Sebab, pemerintah Indonesia telah mengambil kebijakan membatalkan pemberangkatan calon jemaah Haji maupun umroh ditahun 2020 karena pandemi virus corona yang melanda di beberapa negara di dunia. Hal ini juga sesuai keputusan Pemerintah Arab Saudi membatasi jumlah jamaah untuk menyelenggarakan ibadah haji 1441 H/ 2020 yakni mereka yang sudah tinggal dan berada di dalam wilayah Arab Saudi dari warga Negara manapun.
Menjadi tamu Allah ke Tanah Suci merupakan panggilan dari Allah Swt dan hadiah terindah dalam hidup manusia yang sejatinya tidak bisa tergantikan dengan apapun. Apalagi dengan menunggu keberangkatan hingga 17 tahun dari awal pendaftaran, menjadi cerita perjuangan calon jamaah yang merindukan datang ke dua kota suci bagi umat Islam yakni Madinah dan Makkah.
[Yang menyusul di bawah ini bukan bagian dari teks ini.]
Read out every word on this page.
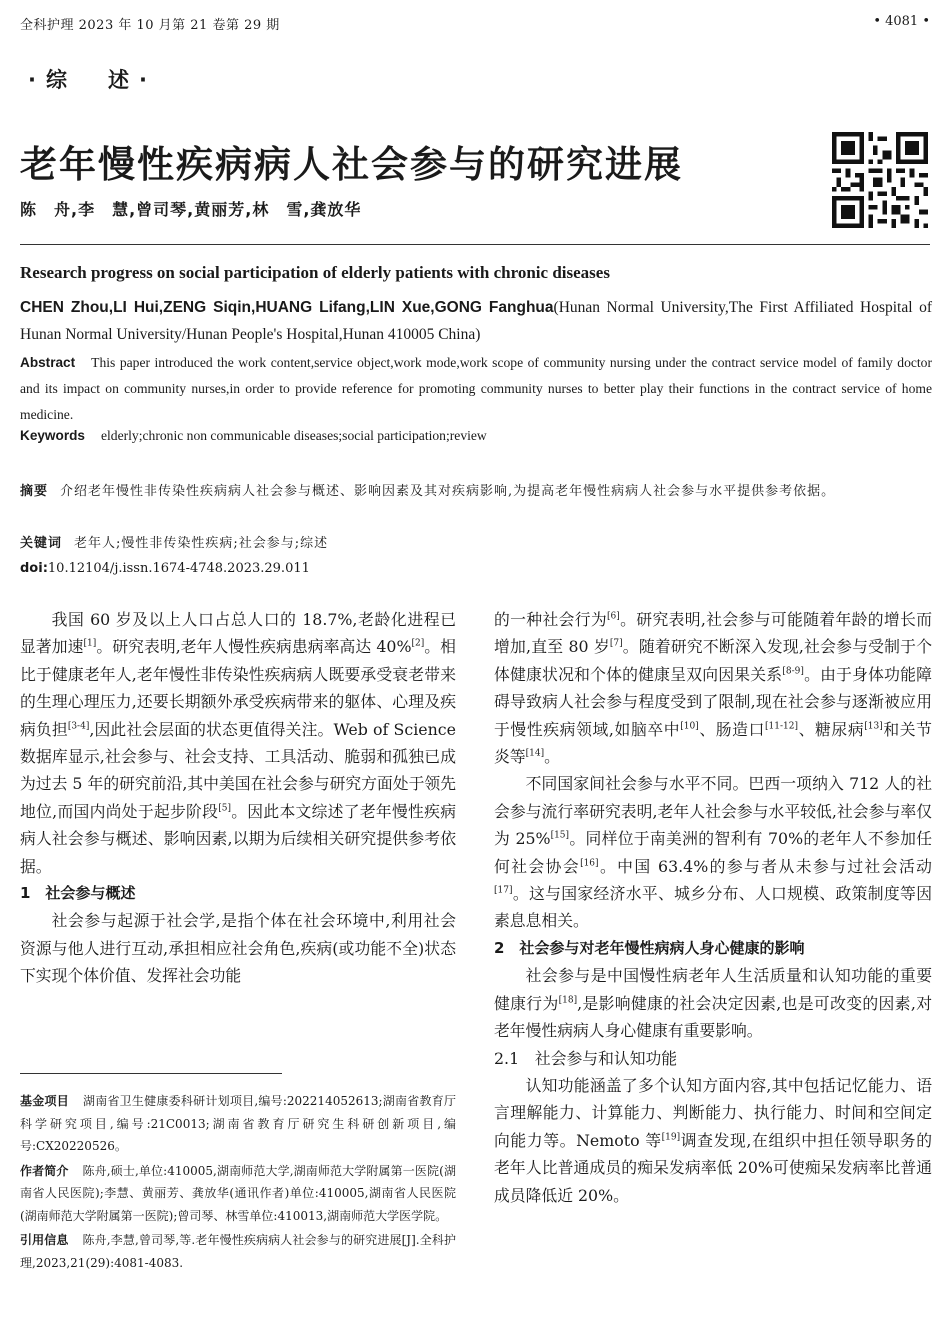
全科护理 2023 年 10 月第 21 卷第 29 期	• 4081 •
·综　述·
老年慢性疾病病人社会参与的研究进展
陈　舟,李　慧,曾司琴,黄丽芳,林　雪,龚放华
Research progress on social participation of elderly patients with chronic diseases
CHEN Zhou,LI Hui,ZENG Siqin,HUANG Lifang,LIN Xue,GONG Fanghua(Hunan Normal University,The First Affiliated Hospital of Hunan Normal University/Hunan People's Hospital,Hunan 410005 China)
Abstract This paper introduced the work content,service object,work mode,work scope of community nursing under the contract service model of family doctor and its impact on community nurses,in order to provide reference for promoting community nurses to better play their functions in the contract service of home medicine.
Keywords elderly;chronic non communicable diseases;social participation;review
摘要 介绍老年慢性非传染性疾病病人社会参与概述、影响因素及其对疾病影响,为提高老年慢性病病人社会参与水平提供参考依据。
关键词 老年人;慢性非传染性疾病;社会参与;综述
doi:10.12104/j.issn.1674-4748.2023.29.011

我国 60 岁及以上人口占总人口的 18.7%,老龄化进程已显著加速[1]。研究表明,老年人慢性疾病患病率高达 40%[2]。相比于健康老年人,老年慢性非传染性疾病病人既要承受衰老带来的生理心理压力,还要长期额外承受疾病带来的躯体、心理及疾病负担[3-4],因此社会层面的状态更值得关注。Web of Science 数据库显示,社会参与、社会支持、工具活动、脆弱和孤独已成为过去 5 年的研究前沿,其中美国在社会参与研究方面处于领先地位,而国内尚处于起步阶段[5]。因此本文综述了老年慢性疾病病人社会参与概述、影响因素,以期为后续相关研究提供参考依据。

1　社会参与概述

社会参与起源于社会学,是指个体在社会环境中,利用社会资源与他人进行互动,承担相应社会角色,疾病(或功能不全)状态下实现个体价值、发挥社会功能

的一种社会行为[6]。研究表明,社会参与可能随着年龄的增长而增加,直至 80 岁[7]。随着研究不断深入发现,社会参与受制于个体健康状况和个体的健康呈双向因果关系[8-9]。由于身体功能障碍导致病人社会参与程度受到了限制,现在社会参与逐渐被应用于慢性疾病领域,如脑卒中[10]、肠造口[11-12]、糖尿病[13]和关节炎等[14]。

不同国家间社会参与水平不同。巴西一项纳入 712 人的社会参与流行率研究表明,老年人社会参与水平较低,社会参与率仅为 25%[15]。同样位于南美洲的智利有 70%的老年人不参加任何社会协会[16]。中国 63.4%的参与者从未参与过社会活动[17]。这与国家经济水平、城乡分布、人口规模、政策制度等因素息息相关。

2　社会参与对老年慢性病病人身心健康的影响

社会参与是中国慢性病老年人生活质量和认知功能的重要健康行为[18],是影响健康的社会决定因素,也是可改变的因素,对老年慢性病病人身心健康有重要影响。

2.1　社会参与和认知功能

认知功能涵盖了多个认知方面内容,其中包括记忆能力、语言理解能力、计算能力、判断能力、执行能力、时间和空间定向能力等。Nemoto 等[19]调查发现,在组织中担任领导职务的老年人比普通成员的痴呆发病率低 20%可使痴呆发病率比普通成员降低近 20%。

基金项目 湖南省卫生健康委科研计划项目,编号:202214052613;湖南省教育厅科学研究项目,编号:21C0013;湖南省教育厅研究生科研创新项目,编号:CX20220526。
作者简介 陈舟,硕士,单位:410005,湖南师范大学,湖南师范大学附属第一医院(湖南省人民医院);李慧、黄丽芳、龚放华(通讯作者)单位:410005,湖南省人民医院(湖南师范大学附属第一医院);曾司琴、林雪单位:410013,湖南师范大学医学院。
引用信息 陈舟,李慧,曾司琴,等.老年慢性疾病病人社会参与的研究进展[J].全科护理,2023,21(29):4081-4083.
Makkah, atau Makkah al-Mukarramah, merupakan sebuah kota utama di Arab Saudi. Kota ini menjadi tujuan utama kaum muslimin dalam menunaikan ibadah haji dan umroh. Di kota ini terdapat sebuah bangunan utama yang bernama Masjidil Haram dengan Ka’bah di dalamnya. Bangunan Ka’bah ini dijadikan patokan arah kiblat untuk ibadah salat umat Islam di seluruh dunia. Kota ini merupakan kota suci umat Islam dan tempat lahirnya Nabi Muhammad SAW. (Wikipedia).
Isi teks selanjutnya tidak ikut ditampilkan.